L'attaccante del Napoli Lorenzo Insigne (depositphotos).
C'è un toro che si aggira per Roma. C'è il Toro allo Stadio Maradona. Il Toro di Juric, terza difesa del campionato, squadra di rinnovato orgoglio e lotta che, prima della sosta, ha ceduto per un solo gol alla Juventus all'86'.
Una squadra irrobustita dagli acquisti, il mancino croato Brekalo pericoloso sulla fascia sinistra in combinazione col nigeriano Ola Aina, il centrocampista belga Praet, il difensore ceco Zima (1,90).
Il brasiliano Bremer svetta in difesa davanti al gigantesco portiere serbo Milinkovic-Savic (2,02) con l'ivoriano Singo (1,90) sulla fascia destra che spinge molto. Forse rivedremo Belotti: il centravanti paraguayano Sanabria è appena rientrato dagli impegni con la nazionale in Sudamerica. 
Questo per dire che il Napoli affronterà un avversario tosto in una gara che gli azzurri dovranno sbloccare al più presto per costringere il Torino (3-4-2-1) ad aprirsi.
Spalletti ritrova tutti i titolarissimi, l'unica novità sarebbe Meret tra i pali (anche Ospina è rientrato all'ultimo momento dal Sudamerica). È inutile riandare con la memoria al Verona di Juric che nel campionato scorso stoppò a Fuorigrotta la corsa del Napoli per entrare in Champions. Questo Torino è diverso da quel Verona, più manovriero della formazione granata.
Questo Torino cerca di governare la partita con un centrocampo di esperti guerrieri e di corridori instancabili. Il Napoli dovrà giocare a un tocco per prevalere in velocità. Si annuncia un gran duello fra Osimhen e Bremer. 
Una serata felice di Zielinski, il giocatore che tradisce spesso per il carattere che non lo sostiene, potrebbe risultare la "chiave" vincente per smantellare il castello granata, l'uomo in più in un match che si annuncia equilibrato. E, naturalmente, Insigne potrà sfoggiare le sue giocate decisive sulla fascia dove troverà il difensore ivoriano Djidji, ma anche i rientri di Singo. 

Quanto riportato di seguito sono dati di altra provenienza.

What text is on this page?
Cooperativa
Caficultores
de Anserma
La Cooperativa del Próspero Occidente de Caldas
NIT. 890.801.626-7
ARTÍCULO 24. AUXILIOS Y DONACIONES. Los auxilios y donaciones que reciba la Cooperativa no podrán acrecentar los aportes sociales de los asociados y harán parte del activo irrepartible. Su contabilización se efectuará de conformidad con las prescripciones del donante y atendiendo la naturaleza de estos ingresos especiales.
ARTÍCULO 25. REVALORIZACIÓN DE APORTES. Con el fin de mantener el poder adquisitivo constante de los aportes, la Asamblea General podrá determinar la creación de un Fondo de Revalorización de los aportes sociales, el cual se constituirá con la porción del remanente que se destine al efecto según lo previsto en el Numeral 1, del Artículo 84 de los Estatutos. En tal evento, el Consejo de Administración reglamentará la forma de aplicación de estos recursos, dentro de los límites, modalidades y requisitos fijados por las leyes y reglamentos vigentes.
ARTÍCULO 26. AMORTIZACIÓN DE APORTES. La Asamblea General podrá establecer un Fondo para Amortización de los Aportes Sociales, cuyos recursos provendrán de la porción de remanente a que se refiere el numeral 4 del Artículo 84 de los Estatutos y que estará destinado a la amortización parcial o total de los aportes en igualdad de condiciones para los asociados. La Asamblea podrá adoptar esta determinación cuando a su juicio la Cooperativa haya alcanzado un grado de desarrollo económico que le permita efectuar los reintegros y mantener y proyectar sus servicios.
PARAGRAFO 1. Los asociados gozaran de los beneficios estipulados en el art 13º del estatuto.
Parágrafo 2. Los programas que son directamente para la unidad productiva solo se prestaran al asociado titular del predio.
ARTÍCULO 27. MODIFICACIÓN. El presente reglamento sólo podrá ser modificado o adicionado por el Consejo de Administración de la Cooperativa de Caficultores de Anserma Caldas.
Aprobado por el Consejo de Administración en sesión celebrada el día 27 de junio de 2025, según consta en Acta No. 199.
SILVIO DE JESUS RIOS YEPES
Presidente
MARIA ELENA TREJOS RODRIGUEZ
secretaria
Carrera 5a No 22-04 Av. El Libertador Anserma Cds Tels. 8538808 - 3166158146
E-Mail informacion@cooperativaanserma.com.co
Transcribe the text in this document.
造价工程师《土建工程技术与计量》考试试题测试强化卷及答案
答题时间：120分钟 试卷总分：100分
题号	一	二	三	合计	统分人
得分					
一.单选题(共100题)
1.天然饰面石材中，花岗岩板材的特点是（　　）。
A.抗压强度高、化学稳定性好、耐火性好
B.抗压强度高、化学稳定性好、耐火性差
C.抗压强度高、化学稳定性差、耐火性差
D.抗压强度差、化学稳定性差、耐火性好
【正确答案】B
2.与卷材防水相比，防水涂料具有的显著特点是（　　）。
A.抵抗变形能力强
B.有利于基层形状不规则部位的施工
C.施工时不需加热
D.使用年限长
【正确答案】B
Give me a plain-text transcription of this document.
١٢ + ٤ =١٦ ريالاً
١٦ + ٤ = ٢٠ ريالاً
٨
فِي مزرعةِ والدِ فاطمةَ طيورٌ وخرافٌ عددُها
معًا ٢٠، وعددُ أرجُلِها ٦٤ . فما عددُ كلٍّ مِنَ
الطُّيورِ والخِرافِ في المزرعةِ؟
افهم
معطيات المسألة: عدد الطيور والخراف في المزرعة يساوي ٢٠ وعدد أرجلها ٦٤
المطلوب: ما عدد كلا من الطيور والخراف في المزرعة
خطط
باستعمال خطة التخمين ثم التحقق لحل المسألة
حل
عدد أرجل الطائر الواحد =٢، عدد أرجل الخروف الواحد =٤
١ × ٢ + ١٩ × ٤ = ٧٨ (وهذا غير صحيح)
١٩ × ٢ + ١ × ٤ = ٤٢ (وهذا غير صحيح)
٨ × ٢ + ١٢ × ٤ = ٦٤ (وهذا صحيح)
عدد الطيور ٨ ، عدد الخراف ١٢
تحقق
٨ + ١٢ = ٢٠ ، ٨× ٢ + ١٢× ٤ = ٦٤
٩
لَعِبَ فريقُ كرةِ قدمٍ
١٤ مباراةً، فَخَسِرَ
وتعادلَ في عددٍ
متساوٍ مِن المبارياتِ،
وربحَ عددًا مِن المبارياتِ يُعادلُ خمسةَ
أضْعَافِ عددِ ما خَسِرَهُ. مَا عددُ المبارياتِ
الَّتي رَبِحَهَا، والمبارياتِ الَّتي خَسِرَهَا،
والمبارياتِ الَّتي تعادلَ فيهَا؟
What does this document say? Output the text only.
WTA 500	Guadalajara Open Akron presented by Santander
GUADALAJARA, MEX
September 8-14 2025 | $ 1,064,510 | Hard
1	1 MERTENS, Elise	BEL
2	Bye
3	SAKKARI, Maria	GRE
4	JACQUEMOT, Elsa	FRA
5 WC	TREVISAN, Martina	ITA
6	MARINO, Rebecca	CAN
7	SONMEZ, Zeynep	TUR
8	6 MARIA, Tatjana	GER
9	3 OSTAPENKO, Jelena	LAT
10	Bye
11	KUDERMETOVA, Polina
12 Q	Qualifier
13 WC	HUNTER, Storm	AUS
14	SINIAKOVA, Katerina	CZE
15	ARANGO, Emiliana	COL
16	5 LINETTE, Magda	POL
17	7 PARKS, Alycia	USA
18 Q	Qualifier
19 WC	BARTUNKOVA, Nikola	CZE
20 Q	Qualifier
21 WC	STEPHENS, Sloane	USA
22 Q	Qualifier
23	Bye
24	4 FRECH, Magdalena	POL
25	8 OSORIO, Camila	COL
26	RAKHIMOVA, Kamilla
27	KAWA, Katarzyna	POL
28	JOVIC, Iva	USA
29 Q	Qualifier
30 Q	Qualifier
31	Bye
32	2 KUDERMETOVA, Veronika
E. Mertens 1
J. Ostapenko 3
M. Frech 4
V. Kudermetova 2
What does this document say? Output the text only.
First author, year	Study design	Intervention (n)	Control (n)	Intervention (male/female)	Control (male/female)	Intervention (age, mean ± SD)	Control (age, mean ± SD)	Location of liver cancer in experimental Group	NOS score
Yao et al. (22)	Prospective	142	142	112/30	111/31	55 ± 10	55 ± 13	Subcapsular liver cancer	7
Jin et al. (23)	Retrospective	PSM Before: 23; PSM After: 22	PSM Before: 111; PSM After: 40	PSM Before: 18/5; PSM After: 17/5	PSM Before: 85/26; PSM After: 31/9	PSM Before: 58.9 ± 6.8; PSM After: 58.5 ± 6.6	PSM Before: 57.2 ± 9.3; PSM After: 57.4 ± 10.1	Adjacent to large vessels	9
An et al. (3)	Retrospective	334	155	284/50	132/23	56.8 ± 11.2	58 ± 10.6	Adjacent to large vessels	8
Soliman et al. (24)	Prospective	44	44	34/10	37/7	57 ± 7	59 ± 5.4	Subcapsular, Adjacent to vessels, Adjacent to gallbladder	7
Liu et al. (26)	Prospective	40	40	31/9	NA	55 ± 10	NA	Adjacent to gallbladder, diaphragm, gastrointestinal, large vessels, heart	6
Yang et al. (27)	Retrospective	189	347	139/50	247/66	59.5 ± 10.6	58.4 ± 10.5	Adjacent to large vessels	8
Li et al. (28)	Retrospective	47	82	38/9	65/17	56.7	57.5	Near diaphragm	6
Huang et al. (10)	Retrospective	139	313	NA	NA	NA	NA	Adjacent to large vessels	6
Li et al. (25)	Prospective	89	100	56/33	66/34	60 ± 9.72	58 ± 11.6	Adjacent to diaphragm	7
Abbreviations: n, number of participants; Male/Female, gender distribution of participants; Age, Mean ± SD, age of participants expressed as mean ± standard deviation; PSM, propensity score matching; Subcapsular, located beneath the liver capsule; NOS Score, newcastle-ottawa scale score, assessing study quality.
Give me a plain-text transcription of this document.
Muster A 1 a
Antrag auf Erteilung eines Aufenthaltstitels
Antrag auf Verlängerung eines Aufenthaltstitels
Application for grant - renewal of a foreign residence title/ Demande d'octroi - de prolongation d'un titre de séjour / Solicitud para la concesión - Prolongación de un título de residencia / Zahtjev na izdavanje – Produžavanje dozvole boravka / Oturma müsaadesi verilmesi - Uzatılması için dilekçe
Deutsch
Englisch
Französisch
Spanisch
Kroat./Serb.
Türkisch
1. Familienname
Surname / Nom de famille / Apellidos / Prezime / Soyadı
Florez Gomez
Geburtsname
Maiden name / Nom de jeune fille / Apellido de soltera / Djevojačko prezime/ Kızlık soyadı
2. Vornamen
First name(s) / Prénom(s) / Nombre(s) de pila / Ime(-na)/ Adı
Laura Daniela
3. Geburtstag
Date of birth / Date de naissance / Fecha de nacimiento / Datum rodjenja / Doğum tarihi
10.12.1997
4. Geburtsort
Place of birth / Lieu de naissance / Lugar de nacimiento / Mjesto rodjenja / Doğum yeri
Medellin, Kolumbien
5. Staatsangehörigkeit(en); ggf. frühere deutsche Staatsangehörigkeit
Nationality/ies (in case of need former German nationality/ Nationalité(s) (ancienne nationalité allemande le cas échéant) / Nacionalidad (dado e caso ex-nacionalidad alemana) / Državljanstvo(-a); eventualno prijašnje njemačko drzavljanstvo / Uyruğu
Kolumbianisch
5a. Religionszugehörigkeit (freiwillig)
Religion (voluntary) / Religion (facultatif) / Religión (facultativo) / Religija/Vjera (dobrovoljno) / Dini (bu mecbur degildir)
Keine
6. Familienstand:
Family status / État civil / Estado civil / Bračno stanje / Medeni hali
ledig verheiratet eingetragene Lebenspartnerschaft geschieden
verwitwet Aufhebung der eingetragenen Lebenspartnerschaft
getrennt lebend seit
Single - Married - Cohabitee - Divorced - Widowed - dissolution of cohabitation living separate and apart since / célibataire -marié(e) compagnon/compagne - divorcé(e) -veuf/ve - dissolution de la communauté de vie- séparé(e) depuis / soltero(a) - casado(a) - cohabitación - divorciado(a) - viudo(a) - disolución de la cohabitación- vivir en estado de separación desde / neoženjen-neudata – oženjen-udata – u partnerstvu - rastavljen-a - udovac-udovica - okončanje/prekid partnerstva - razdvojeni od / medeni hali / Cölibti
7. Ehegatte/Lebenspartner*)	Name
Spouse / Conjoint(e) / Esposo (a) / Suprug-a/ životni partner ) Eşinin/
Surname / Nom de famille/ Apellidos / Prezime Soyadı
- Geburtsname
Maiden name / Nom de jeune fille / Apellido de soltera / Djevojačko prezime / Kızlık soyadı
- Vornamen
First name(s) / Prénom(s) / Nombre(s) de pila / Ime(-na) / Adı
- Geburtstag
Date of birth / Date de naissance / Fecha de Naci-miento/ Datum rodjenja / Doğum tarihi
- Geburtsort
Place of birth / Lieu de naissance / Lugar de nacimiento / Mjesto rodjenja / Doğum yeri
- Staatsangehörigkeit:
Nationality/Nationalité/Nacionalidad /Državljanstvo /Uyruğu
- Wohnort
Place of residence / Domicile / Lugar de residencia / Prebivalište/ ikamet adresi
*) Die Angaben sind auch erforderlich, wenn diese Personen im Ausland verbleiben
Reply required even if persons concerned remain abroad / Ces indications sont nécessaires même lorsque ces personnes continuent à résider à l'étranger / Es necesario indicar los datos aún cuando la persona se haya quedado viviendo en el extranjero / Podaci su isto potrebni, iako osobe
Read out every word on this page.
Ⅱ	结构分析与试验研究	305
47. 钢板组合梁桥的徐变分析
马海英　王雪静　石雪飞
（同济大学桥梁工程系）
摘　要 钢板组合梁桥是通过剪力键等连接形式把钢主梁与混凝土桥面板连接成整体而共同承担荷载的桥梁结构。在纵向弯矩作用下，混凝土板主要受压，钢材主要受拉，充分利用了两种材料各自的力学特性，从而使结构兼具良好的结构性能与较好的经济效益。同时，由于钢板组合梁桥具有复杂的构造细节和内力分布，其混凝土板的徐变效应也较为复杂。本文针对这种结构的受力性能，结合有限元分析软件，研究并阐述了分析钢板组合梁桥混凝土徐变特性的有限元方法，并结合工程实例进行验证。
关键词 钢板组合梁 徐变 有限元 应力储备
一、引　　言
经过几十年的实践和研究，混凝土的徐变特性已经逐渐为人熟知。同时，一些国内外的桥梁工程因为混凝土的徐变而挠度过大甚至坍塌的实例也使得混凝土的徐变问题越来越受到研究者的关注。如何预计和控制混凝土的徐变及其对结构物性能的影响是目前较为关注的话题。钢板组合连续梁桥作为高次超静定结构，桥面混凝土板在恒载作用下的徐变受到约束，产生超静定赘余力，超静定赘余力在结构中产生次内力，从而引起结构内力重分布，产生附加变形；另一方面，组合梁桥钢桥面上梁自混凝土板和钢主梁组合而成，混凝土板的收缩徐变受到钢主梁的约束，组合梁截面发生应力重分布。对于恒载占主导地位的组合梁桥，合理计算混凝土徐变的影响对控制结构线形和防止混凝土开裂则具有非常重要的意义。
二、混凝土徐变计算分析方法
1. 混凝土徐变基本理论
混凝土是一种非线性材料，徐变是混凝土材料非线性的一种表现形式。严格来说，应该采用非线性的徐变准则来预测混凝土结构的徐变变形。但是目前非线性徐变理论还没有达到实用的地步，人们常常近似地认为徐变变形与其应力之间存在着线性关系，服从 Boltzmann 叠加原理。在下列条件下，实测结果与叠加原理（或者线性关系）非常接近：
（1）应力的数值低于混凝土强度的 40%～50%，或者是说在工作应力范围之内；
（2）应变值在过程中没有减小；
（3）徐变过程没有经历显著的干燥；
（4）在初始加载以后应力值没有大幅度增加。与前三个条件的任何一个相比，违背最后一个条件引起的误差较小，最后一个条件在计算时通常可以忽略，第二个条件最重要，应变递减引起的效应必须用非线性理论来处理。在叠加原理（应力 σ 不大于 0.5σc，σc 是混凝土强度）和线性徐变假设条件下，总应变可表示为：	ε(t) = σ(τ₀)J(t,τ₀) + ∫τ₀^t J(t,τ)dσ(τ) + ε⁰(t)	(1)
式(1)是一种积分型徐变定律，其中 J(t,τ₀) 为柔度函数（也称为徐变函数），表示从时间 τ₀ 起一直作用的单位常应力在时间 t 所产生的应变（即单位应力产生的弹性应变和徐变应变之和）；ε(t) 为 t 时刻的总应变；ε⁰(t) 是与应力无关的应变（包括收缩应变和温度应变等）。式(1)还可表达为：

In una partita di combattimento, il Napoli potrà prevalere se riuscirà ad imporre la sua qualità superiore, mentre la difesa azzurra dovrebbe avere buon gioco contro un attacco (Belotti o non Belotti) che ha segnato sinora la metà dei gol del Napoli, appena tre reti in trasferta, non ha un cannoniere scelto, sette diversi giocatori sono andati a segno con un gol a testa, il solo Pjaca ha segnato due volte.
I due allenatori hanno cambi eccellenti per incidere sulla partita. Nel Napoli, scalpita Mertens. Juric ha in panchina giocatori di gran livello, da Pjaca a Zaza per l'attacco, poi Pobega, Baselli, Ansaldi per dare più energie al centrocampo.
Il Napoli, dopo sette vittorie consecutive, primato in classifica a punteggio pieno, non può fallire. Alle sue spalle continuano i confronti diretti fra le prime sette squadre (ieri Lazio-Inter, stasera Juventus-Roma) che possono lasciar punti a vantaggio degli azzurri a patto che arrivi l'ottava vittoria. Nel prossimo turno si giocheranno Roma-Napoli e Inter-Juventus. Il campionato si accende e siamo solo all'inizio.
Contro il Torino non sono ammesse distrazioni. A centrocampo, con l'arrivo di Anguissa, Spalletti ha trovato la soluzione per un reparto meglio assortito che sta rilanciando Fabian Ruiz. Il problema, contro il Torino, è di non andare in inferiorità numerica contro i quattro centrocampisti granata ben sostenuti dai rientri di Linetty e Brekalo. 
Si annuncia un gran sacrificio per le punte azzurre, segnatamente gli esterni Politano e Insigne che dovranno prodigarsi nella zona mediana. Concentrazione massima sin dalla palla al centro e passaggi in profondità, nello spazio, per avvantaggiare gli assalti sulle fasce e la velocità di Osimhen. 
Juric ha detto che il Napoli è pericoloso perchè se gioca alto ha qualità di palleggio per mettere in difficoltà qualunque avversario e se gioca basso ha la velocità di Osimhen per colpire. Quale tattica, allora, sfoggerà il Torino di Juric?  Probabilmente starà basso per invitare il Napoli a scoprirsi. Vedremo un 5-4-1 granata?